Quand au final, j’ai bien envie de dire aux clients d’aller se faire enculer à sec, mais comme j’ai pas le droit je trouve le moyen de les planter dans leurs conneries. « Non je ne remets pas en cause ton autorité, tu n’en as aucune ! »

Et puisqu’on en est à parler des gens qui te hèlent comme un chiant… Une autre journée de fou (on les a un peu beaucoup collectionnées… d’où, paradoxalement, le manque d’article, comme vous pouvez le voir, j’étais plutôt d’humeur à arroser les gens de napalm que de mon humour noir dévastateur)… Je pointe à 10h, après avoir regardé sur le tableau des tâches, je vois que je suis en caisse. Je sors de la réserve pour trouver la responsable du coffre et récupérer mon caisson. Je n’ai pas fait deux pas hors de la réserve « hep hep hep ! ». Super.
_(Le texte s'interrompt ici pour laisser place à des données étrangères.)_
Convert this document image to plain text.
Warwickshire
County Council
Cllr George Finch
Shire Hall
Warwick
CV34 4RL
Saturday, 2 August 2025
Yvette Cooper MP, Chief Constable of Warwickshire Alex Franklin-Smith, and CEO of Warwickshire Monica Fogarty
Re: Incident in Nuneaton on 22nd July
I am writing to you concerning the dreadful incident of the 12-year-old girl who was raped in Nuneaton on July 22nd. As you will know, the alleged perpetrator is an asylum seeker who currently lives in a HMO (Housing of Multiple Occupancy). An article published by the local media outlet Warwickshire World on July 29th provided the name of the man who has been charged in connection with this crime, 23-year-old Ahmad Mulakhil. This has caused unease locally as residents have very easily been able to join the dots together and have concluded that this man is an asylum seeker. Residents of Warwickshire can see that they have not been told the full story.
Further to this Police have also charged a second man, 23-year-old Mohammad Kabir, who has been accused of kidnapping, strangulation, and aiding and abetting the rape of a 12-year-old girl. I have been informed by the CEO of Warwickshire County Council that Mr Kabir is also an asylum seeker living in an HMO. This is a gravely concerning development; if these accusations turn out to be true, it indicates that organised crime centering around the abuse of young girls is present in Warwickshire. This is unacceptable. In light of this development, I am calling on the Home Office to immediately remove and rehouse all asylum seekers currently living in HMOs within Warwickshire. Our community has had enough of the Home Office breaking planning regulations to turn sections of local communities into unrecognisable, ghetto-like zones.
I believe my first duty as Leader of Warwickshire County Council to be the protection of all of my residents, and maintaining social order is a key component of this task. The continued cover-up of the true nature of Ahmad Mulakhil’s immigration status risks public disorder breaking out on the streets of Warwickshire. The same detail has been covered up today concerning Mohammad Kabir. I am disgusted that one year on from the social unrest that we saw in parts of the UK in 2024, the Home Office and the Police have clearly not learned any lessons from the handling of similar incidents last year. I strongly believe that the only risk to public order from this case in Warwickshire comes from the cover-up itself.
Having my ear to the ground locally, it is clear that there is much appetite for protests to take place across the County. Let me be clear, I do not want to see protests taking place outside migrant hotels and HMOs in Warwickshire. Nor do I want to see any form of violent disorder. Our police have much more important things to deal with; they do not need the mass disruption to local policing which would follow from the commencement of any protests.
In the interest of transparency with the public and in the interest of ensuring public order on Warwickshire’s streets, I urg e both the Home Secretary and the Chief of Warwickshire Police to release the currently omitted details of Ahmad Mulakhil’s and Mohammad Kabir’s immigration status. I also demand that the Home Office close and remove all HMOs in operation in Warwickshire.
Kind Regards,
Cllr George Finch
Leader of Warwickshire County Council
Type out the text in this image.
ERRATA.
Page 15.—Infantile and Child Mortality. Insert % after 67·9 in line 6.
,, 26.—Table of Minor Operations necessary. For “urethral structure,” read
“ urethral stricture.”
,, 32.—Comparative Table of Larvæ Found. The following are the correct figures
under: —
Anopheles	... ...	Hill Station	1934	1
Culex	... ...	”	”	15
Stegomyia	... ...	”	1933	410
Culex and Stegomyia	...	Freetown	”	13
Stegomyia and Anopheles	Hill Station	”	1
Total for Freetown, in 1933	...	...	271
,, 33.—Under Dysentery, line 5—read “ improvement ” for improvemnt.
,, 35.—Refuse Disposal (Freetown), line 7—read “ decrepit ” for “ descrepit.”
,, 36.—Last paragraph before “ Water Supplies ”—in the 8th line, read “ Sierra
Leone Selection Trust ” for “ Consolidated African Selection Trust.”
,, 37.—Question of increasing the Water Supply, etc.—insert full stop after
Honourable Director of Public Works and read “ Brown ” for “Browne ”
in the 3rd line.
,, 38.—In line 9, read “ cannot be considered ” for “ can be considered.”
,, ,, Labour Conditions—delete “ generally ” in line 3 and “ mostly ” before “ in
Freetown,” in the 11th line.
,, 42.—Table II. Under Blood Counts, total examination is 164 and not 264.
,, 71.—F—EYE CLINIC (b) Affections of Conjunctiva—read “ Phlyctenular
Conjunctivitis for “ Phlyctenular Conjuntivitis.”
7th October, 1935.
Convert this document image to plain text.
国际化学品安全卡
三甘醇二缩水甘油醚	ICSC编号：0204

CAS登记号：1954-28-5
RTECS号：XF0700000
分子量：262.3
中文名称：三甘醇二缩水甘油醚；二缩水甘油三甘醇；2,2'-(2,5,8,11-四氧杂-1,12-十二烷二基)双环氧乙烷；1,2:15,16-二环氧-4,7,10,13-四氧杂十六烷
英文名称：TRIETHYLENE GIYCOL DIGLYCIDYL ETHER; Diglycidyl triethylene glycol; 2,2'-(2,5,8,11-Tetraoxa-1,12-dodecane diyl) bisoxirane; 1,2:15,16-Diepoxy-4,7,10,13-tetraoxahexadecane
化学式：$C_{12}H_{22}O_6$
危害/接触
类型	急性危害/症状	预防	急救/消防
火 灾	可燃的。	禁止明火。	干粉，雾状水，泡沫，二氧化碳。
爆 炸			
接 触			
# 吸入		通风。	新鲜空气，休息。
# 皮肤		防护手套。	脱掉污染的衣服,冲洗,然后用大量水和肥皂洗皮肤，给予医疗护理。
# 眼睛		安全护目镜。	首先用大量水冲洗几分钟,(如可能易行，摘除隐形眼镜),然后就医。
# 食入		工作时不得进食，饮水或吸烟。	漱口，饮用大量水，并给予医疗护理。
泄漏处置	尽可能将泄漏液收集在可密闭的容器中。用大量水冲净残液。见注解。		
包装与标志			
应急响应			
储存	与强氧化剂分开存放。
Je m’en vais donc voir les gens, qui bien sûr ne daignent pas me dire bonjour, « y a pas les prix ! c’est quoi les prix des abricots ? _Je ne sais pas, je vais aller demander en caisse et je vous dis ça. _Tant que vous y êtes on veut le prix des melons et des pêches ! Y aucune affiche dans votre rayon ! » Regard sur ma montre, il est 10h02… la journée sera longue. Je m’en vais en caisse, salue mes collègues, leur demande les tests prix nécessaires, écrit le tout sur mon bras parce que je sais que j’ai le temps d’être arrêté quatre fois avant de retrouver les clients en question, ce qui laissera le temps aux chiffres de complètement se mélanger dans ma tête. « Quand même. Et sinon l’autre jour on a acheté un filet de pêche, le lendemain elles étaient quasiment toutes pourries ! Vous faîtes quoi dans ce cas ? » Bah je remonte le temps, puis je bloque tes pêches dans un autre espace-temps pour qu’elles pourrissent moins vite. J’avais surtout envie de lui dire qu’elle avait qu’à mieux choisir. Comme jusque là je n’avais eu ni bonjour, ni s’il vous plaît, ni excusez-moi, ni merci… je l’ai plantée là. « Je suis désolée, des tris sont faits régulièrement pour éviter ce type de désagrément. Malheureusement moi je ne peux rien faire de plus. Bonne journée. » Tu veux me prendre pour une conne ? Pas de soucis, je suis pas contrariante, je serai conne, et je ne ferai aucun effort. Merde à la fin. Regard sur ma montre, 10h07. Oh putain…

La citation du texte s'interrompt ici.